OSB faz estreia mundial de obra de compositor carioca na Cidade das Artes

Ainda no programa, concerto para dois violinos de Bach e sinfonia de Brahms.
Apesar de toda a dificuldade financeira, a Orquestra Sinfônica Brasileira tem conseguido cumprir as datas reservadas para sua Temporada, mesmo com as séries canceladas. Os concertos sofreram alterações necessárias em seus programas, reduzindo custos com direitos autorais, ECAD, músicos extras e logística, já que são realizados na Cidade das Artes. No próximo dia 23 de outubro, domingo, a partir das 18h, acontece mais um espetáculo que vai nesse sentido. Com a regência de Lee Mills, a OSB estreia mundialmente a obra "À noite um homem sozinho procura se recordar", de Rodrigo Cicchelli. O compositor carioca compôs a obra para a OSB e a presenteou, além de ter aberto mão dos direitos trazendo para o público a première de mais um trabalho. Também no programa, o Concerto para Dois Violinos em ré menor, de Bach e a Sinfonia Nº 4 em mim menor, de Brahms.
A peça de Cicchelli tem como foco as cordas e faz parte de um ciclo de composições centrado nesse naipe, chamado pelo compositor de "Música noturna". "À noite, um homem sozinho procura se recordar" trata da memória e retrata um sujeito que busca lembrar coisas que ama em sua solidão noturna, mas que aparentemente estão esquecidas.

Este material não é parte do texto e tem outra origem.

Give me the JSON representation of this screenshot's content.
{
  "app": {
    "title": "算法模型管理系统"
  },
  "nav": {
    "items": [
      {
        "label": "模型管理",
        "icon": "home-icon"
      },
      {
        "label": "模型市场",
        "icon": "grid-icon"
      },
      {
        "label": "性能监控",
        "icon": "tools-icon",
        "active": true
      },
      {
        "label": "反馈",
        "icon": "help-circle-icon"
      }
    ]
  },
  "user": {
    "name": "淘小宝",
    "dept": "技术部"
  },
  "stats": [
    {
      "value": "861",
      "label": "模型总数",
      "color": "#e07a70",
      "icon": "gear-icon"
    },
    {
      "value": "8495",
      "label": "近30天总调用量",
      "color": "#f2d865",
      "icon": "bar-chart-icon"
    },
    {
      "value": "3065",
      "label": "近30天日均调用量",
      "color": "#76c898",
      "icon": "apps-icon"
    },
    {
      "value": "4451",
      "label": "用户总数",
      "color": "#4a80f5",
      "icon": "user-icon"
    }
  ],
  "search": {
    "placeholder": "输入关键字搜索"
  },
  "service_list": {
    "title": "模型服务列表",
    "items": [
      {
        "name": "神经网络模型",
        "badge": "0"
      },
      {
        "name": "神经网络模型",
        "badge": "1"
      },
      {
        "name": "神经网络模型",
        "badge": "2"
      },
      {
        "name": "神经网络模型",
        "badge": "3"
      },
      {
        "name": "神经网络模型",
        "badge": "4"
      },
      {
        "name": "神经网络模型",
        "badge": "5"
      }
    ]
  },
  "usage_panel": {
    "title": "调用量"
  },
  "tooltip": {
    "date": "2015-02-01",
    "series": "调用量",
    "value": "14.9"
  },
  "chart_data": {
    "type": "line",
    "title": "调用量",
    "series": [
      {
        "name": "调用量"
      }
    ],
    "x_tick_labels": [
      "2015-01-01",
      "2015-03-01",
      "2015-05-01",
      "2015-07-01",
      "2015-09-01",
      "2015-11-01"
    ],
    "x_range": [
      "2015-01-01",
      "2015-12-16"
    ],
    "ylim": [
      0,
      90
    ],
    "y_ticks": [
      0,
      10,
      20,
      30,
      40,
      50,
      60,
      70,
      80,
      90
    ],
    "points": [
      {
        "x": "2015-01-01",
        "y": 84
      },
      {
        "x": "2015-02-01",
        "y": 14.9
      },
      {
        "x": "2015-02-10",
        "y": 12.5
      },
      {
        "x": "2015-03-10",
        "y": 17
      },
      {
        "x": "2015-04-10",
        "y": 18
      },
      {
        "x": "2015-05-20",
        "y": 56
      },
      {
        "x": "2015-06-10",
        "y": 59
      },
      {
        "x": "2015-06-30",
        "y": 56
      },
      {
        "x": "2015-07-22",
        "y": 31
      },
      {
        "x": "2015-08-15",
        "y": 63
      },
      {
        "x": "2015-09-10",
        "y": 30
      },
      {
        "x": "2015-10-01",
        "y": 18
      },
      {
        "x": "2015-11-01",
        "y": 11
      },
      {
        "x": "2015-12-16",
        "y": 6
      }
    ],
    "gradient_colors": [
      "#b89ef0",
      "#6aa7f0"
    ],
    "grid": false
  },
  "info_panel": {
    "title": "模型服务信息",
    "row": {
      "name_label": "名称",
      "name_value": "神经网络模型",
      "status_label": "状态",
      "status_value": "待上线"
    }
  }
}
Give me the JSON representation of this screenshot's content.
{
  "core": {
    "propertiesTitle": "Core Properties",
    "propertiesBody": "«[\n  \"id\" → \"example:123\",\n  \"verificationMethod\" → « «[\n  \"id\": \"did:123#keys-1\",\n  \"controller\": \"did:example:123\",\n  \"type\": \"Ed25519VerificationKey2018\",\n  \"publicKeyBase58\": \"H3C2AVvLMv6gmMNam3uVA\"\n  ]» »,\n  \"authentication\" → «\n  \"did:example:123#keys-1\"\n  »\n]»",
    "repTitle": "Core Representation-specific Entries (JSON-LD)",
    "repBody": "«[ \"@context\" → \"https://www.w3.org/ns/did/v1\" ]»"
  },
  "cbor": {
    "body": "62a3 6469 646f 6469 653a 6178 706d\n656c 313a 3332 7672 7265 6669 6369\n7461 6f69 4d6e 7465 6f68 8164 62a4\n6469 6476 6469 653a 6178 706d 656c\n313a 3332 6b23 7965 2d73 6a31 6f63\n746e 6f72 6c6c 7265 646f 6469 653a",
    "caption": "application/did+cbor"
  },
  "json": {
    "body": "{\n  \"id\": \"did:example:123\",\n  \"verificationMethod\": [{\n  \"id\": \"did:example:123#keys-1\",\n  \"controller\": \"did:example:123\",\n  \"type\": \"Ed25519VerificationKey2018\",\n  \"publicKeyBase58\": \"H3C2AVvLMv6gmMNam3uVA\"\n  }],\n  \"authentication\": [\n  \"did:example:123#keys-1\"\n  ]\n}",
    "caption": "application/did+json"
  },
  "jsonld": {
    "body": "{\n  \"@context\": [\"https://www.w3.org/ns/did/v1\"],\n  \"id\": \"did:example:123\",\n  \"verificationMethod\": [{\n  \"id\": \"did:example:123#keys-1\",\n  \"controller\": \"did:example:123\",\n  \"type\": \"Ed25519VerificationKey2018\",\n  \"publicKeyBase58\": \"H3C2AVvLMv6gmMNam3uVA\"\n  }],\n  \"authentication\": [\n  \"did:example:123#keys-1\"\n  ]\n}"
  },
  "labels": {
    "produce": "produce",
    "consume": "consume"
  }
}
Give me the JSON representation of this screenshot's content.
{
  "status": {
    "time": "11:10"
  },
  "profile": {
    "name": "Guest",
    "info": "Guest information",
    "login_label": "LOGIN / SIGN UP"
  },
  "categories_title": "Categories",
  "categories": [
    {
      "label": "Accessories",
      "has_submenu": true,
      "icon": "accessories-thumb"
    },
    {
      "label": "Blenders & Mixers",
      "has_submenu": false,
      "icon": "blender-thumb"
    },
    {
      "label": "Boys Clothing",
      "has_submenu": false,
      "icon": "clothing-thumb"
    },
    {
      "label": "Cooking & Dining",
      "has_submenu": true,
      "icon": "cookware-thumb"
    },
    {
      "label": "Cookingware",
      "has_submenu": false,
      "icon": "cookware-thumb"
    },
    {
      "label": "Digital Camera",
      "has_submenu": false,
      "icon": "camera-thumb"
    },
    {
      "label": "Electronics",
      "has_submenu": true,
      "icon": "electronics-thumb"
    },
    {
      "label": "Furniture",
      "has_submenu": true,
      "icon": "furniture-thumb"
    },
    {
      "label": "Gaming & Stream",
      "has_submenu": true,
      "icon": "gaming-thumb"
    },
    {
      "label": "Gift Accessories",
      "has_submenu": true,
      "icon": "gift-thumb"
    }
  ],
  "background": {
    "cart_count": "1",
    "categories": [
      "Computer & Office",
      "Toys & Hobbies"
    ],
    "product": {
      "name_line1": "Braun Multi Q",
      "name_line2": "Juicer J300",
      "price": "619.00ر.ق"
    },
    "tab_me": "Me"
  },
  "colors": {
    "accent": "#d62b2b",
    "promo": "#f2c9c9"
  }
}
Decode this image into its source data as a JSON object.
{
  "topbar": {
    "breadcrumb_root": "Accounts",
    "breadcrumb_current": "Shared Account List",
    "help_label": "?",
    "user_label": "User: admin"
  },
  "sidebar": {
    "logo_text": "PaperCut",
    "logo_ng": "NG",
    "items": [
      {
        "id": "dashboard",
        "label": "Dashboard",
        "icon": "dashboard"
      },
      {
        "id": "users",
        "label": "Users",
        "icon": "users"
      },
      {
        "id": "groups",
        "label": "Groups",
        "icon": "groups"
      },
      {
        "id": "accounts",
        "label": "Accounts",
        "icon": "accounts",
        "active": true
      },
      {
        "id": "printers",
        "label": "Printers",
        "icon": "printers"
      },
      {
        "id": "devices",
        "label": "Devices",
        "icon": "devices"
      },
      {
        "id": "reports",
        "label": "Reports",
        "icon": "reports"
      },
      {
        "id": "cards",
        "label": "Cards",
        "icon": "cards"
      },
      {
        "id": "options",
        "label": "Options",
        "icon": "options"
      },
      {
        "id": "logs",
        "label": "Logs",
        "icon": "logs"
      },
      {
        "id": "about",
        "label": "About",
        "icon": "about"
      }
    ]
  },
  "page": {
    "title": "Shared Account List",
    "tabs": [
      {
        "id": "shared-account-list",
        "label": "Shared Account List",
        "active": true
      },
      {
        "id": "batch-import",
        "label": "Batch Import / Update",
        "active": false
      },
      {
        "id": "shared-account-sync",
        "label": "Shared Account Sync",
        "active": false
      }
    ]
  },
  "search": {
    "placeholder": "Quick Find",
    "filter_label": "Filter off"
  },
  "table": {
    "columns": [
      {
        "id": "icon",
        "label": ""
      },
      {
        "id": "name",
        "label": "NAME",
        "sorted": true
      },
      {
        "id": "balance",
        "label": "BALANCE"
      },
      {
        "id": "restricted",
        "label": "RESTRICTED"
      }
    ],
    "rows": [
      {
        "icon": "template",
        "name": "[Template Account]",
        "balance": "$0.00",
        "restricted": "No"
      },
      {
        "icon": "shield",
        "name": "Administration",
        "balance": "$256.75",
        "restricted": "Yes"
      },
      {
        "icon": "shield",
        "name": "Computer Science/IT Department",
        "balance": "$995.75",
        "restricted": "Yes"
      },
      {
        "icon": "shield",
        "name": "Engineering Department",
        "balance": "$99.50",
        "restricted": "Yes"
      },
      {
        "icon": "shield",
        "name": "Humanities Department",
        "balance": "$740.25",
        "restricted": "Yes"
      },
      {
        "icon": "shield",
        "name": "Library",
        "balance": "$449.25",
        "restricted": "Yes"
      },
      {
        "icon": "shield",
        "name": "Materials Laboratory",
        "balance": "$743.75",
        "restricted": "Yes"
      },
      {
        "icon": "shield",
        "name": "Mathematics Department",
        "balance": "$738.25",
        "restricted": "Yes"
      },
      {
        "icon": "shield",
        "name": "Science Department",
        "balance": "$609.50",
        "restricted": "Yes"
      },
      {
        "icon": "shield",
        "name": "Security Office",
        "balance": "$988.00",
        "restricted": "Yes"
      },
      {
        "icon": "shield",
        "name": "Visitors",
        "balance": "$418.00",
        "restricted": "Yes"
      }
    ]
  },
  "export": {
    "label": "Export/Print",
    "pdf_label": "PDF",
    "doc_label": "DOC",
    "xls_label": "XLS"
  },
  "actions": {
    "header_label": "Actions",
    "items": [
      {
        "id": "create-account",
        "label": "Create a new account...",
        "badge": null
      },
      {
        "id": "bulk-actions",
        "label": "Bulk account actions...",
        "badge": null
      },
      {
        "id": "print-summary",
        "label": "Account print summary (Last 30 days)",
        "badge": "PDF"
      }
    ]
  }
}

"Completei em julho cinquenta anos de idade. Quis refletir musicalmente a respeito dos exercícios da lembrança, da autoanálise e da introspecção, de forma a dar vazão a diversos sentimentos, muitas vezes contraditórios, e aos acertos e enganos, certezas e incertezas, avanços e recuos, excitações e desvãos de alguém que procura ao mesmo tempo retomar o fio da meada e olhar para frente com segurança e otimismo", conta o compositor.
Bach e Brahms
A spalla da OSB Anna Zelianodjevo e a violinista Priscila Rato solam uma das peças mais conhecidos de Bach para o instrumento: o Concerto para Dois Violinos em ré menor (BMW 1062). considerado como um dos melhores exemplos de uma composição do final do período Barroco, o concerto se caracteriza por um estilo leve, porém expressivo, com beleza transcendente às ambas linhas melódicas dos solistas. Uma se envolve com a outra como se configurassem um eco, dando a impressão ao ouvinte de estar diante a cantores e não, instrumentistas.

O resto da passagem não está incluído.